In hadron resonant scattering, there are four fundamental resonant parameters: real and imaginary part of the pole position, and the magnitude and the phase of the residue. Out of the four, the last one is the least understood. The search for the residue phase's physical meaning has focused on model-independent phases of the majority of the lowest-mass resonances. Here, we apply a simple mathematical identity to the amplitude in the complex plane to reveal the exact reason for the noticed regularity and show that there is no room for hidden physical variables in the residue phase.

Figures (4)

• Figure 1: Complex phase of the KH80 $\pi N$ scattering amplitude $T$$(I=3/2,J^\pi=3/2^+)$ as a function of complex energy $E$ near the pole of $\Delta(1232)$. The pole is shown as the white circle, the threshold energy as the black circle, and the Breit-Wigner mass, which is here defined as the zero of the real part of the amplitude on the real axis, as the black and white circles. The true residue phase $\theta$ is determined numerically, while phases $\alpha$ and $\beta$ are calculated using Eqs. (\ref{['Eq:alpha']}) and (\ref{['Eq:beta']}). The solid white line shows where $\mathrm{Re} \,T =0$, and the dashed one where $\mathrm{Im} \,T =0$
• Figure 2: The $\pi N$ elastic complex phase of the KH80 scattering amplitude $T$ ($I = 1/2$, $J^\pi=1/2^-$) as a function of complex energy $E$. Black circles are zeros, and white and black is the zero of the real part. We see strongly overlapping $N(1535)$ and $N(1650)$ resonances (white circles). As a result, $\mathrm{Re}\,T=0$ line (solid white line) does not cross the real axis, and without it, Eq. (\ref{['Eq:theta']}) cannot be used for $N(1535)$. A multi-resonant model is needed here
• Figure 3: Complex phase of $T$ near resonances of the type Ib. Zero (black disk) is to the left, zero of the real part (black and white disk) is to the right, and the pole (white disk) is in between, similarly to the type Ia. N(1440) is almost type Ia, but it has a zero on the real axis, rather far from the elastic threshold. The other resonances are fully detached from the real axis, similar to type II. The two "zeros" are not too far from the real axis, and closer to the pole than in the case of Ia, resulting in $\alpha'$ and $\beta'$ being somewhat larger than Ia's $\alpha$ and $\beta$, which leads to $\theta$ typically around $-100^\circ\pm20^\circ$.

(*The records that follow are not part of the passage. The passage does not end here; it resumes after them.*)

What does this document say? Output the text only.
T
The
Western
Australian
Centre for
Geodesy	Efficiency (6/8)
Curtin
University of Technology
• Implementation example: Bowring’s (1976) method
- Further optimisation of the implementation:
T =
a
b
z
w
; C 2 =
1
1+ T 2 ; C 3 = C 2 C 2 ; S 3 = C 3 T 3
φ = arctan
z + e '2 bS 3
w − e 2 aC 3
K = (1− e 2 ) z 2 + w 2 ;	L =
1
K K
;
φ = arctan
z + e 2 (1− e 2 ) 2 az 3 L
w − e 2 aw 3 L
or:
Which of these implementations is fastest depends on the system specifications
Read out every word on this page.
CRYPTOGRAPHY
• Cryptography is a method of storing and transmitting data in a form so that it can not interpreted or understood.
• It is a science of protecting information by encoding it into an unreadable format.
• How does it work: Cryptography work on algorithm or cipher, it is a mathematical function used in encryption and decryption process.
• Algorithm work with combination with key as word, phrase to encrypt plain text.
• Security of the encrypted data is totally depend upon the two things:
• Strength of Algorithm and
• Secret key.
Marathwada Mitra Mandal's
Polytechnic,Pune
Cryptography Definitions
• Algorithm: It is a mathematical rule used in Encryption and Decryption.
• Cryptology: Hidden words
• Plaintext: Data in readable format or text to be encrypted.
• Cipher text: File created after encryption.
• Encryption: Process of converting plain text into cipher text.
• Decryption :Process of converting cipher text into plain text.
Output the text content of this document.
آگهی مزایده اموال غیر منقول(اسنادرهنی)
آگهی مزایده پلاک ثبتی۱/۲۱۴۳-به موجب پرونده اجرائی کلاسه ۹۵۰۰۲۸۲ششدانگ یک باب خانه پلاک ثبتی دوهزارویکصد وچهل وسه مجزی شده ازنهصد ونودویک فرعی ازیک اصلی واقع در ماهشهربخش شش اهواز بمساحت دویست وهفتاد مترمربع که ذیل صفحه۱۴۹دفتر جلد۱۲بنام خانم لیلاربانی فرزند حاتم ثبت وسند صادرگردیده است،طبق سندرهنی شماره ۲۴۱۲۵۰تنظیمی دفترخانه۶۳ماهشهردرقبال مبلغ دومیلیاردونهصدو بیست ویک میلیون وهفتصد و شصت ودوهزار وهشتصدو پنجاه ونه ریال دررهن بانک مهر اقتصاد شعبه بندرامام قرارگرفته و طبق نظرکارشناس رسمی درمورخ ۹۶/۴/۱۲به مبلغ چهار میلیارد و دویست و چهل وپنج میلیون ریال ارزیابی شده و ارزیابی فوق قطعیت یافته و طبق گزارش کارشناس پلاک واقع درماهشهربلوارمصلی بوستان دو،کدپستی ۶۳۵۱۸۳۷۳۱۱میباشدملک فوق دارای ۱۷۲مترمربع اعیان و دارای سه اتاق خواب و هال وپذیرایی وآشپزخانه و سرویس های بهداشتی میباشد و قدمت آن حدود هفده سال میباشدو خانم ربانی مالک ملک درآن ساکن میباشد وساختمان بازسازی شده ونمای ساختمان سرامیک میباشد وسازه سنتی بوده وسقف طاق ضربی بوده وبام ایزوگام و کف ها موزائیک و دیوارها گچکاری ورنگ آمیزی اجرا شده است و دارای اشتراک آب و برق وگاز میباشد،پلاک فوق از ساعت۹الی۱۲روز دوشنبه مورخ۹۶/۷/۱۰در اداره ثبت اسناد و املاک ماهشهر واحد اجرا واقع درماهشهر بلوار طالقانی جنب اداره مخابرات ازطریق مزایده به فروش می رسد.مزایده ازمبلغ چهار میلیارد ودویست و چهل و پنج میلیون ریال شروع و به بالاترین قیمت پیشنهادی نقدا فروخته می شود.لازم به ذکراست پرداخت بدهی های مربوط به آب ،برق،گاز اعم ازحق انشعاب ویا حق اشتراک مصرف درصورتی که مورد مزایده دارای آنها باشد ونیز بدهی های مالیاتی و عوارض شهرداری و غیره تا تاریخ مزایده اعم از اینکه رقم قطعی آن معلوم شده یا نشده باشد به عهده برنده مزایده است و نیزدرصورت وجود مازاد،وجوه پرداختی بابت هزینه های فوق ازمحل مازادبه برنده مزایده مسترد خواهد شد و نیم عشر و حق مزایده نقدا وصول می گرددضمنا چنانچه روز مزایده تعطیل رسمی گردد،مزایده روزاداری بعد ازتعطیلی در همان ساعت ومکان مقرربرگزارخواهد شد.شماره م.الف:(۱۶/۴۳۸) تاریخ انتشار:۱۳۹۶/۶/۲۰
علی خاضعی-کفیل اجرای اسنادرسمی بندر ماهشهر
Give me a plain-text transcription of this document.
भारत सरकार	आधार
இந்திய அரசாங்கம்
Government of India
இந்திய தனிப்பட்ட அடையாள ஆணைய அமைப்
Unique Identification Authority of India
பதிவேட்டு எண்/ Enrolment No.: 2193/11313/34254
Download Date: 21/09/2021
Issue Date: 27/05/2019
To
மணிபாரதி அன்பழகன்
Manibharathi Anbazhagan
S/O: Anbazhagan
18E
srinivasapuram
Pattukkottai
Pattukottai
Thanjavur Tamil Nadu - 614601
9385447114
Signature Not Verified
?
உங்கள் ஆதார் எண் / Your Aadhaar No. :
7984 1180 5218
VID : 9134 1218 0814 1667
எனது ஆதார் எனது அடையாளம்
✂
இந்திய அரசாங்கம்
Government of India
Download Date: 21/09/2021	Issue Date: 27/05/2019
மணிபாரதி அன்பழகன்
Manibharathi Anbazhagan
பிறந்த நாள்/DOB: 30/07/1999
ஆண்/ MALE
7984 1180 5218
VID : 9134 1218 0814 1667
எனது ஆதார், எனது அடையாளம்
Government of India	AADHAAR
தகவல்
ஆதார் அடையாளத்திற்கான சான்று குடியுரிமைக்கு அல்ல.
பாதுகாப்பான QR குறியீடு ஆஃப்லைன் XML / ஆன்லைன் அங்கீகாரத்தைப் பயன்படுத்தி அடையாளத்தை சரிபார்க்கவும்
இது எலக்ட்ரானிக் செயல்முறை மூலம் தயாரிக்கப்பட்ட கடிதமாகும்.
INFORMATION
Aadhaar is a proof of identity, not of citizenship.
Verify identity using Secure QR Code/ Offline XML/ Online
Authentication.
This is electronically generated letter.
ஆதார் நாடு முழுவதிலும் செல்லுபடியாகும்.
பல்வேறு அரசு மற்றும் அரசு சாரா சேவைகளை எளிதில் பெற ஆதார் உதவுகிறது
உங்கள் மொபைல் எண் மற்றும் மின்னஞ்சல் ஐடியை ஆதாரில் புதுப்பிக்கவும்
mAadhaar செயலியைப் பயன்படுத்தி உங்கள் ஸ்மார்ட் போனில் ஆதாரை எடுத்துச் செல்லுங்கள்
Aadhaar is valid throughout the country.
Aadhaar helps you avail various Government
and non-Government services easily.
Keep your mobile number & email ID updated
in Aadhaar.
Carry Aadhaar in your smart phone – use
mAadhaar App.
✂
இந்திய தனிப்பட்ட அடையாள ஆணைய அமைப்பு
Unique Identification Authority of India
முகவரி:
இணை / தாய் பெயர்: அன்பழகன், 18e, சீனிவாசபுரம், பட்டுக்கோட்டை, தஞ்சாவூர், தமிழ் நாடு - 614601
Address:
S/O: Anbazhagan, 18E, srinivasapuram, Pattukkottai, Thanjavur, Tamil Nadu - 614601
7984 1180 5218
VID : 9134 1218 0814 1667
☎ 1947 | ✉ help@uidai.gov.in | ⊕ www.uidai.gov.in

• Figure 4: Complex phase of $T$ amplitude near the type II resonances. If the pole (white disk) is to the left of the zero (black disk), we must add or subtract $180^\circ$ according to Eq. (\ref{['Eq:thetaprimeprime']}). N(1895) shows typical type Ib behavior, but it is not the first resonance; it is the third. Two other resonances show arrangements of the three characteristic points rarely seen in Ib type, and impossible for Ia.